第22話 ノーカード

(このひと、いままでのひとたちとは違う)


 クロエは警戒感を露わにした。落ちぶれてはいるが、正確無比な射撃の腕といい只者ではない雰囲気をまとっている。


「借りたカネは320デナルだったな」


「そうだけど……」


「では、3倍の利子とおまけをつけて、きっちり1000デナル返そうじゃないか」


 チップ一枚を金貨10枚(100デナル)に数えて勝負しようとラモンはいう。


「……わかった」


 ラモンはクロエの手元にチップ10枚とカードの束を押しやった。


「交渉成立だ。配れ」


 クロエがディーラーとなってカードを配る。

 お互い裏向きにして5枚ずつ。

 山札を左脇に置く。


「ベッド」


「ッ!!」


 ラモンがいきなりチップ10枚を場に賭けてきた。

 彼が勝てば借金はチャラだ。降りることは許されない。


「コール!」


 クロエもチップ10枚を賭けた。

 ドロー(カード交換)は1回のみ。ベッティンググランド(賭け金の吊り上げ)は2回とあらかじめ取り決めてある。

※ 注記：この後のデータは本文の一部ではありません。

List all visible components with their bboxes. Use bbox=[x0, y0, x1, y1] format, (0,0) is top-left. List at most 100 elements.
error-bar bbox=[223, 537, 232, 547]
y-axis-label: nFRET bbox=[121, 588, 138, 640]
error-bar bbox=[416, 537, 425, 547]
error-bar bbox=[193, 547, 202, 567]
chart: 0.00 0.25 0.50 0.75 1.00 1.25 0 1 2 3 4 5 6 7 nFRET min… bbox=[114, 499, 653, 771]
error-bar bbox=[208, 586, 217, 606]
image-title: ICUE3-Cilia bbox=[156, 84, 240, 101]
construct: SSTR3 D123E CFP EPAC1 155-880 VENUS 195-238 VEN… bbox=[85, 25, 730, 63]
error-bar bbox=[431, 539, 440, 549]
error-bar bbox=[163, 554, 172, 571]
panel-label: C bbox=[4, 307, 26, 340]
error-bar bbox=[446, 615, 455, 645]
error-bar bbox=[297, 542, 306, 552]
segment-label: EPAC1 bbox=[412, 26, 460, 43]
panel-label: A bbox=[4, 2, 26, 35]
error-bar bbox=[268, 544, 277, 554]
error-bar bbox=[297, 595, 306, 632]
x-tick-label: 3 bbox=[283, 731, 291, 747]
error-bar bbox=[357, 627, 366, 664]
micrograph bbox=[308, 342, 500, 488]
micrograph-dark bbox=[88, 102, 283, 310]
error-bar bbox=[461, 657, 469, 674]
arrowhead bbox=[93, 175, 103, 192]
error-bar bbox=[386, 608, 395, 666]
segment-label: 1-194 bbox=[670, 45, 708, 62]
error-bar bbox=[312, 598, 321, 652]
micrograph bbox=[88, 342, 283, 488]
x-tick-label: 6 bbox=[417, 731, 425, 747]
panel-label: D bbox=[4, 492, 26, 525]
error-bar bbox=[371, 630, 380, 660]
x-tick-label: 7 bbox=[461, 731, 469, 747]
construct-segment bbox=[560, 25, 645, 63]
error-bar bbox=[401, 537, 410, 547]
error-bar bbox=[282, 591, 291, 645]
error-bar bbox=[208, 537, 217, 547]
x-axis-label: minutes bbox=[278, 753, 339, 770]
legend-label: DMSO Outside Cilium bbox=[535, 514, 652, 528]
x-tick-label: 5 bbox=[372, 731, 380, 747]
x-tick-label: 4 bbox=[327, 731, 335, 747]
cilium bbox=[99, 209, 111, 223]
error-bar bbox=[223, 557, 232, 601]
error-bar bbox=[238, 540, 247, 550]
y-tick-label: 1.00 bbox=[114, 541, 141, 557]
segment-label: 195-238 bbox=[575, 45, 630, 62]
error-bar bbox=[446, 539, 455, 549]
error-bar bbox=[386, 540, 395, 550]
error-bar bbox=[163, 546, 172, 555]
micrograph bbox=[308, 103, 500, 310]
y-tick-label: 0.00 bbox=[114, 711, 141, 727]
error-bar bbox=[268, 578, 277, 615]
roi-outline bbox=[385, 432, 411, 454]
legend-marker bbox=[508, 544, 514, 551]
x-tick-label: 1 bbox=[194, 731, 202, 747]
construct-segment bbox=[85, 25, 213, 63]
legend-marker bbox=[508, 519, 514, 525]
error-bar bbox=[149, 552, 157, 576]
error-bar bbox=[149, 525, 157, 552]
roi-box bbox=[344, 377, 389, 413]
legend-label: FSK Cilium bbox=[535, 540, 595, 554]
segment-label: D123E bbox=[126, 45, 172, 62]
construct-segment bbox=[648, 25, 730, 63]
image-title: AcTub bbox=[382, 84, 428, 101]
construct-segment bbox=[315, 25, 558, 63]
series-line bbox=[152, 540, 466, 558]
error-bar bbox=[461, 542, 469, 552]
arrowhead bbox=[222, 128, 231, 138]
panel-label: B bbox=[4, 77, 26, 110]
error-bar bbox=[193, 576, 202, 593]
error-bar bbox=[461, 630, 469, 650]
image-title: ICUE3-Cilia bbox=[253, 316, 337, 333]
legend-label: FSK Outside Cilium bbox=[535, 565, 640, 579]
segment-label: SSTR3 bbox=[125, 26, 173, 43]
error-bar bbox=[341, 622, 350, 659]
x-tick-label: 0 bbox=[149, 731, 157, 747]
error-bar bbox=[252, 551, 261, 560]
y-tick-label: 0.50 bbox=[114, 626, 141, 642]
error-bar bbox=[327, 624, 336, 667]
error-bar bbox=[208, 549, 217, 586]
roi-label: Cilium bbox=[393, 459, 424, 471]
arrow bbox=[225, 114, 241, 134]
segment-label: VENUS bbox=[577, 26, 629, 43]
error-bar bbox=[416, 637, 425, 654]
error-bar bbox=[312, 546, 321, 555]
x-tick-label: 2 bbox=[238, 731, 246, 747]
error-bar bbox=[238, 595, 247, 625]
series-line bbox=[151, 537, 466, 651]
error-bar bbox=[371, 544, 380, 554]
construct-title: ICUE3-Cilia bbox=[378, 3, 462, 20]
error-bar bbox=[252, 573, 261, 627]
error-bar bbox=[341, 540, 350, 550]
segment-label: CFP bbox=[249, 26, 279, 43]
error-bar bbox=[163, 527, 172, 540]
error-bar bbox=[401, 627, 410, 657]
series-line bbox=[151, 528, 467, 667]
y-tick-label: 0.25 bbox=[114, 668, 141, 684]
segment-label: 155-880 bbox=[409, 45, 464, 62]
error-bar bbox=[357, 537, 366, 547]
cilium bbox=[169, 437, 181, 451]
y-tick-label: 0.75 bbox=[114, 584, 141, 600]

 ラモンは持っていた5枚のカードをすべて捨て、山札から新たに5枚引いてきた。


「ベッド」


 さらにチップ10枚を乗せてくる。


「ッ!!」


 負ければクロエの方が新たに1000デナルもの借金を背負うことになる。

 現時点でクロエのカードに役はできていない。

 まったくのノーカードであった。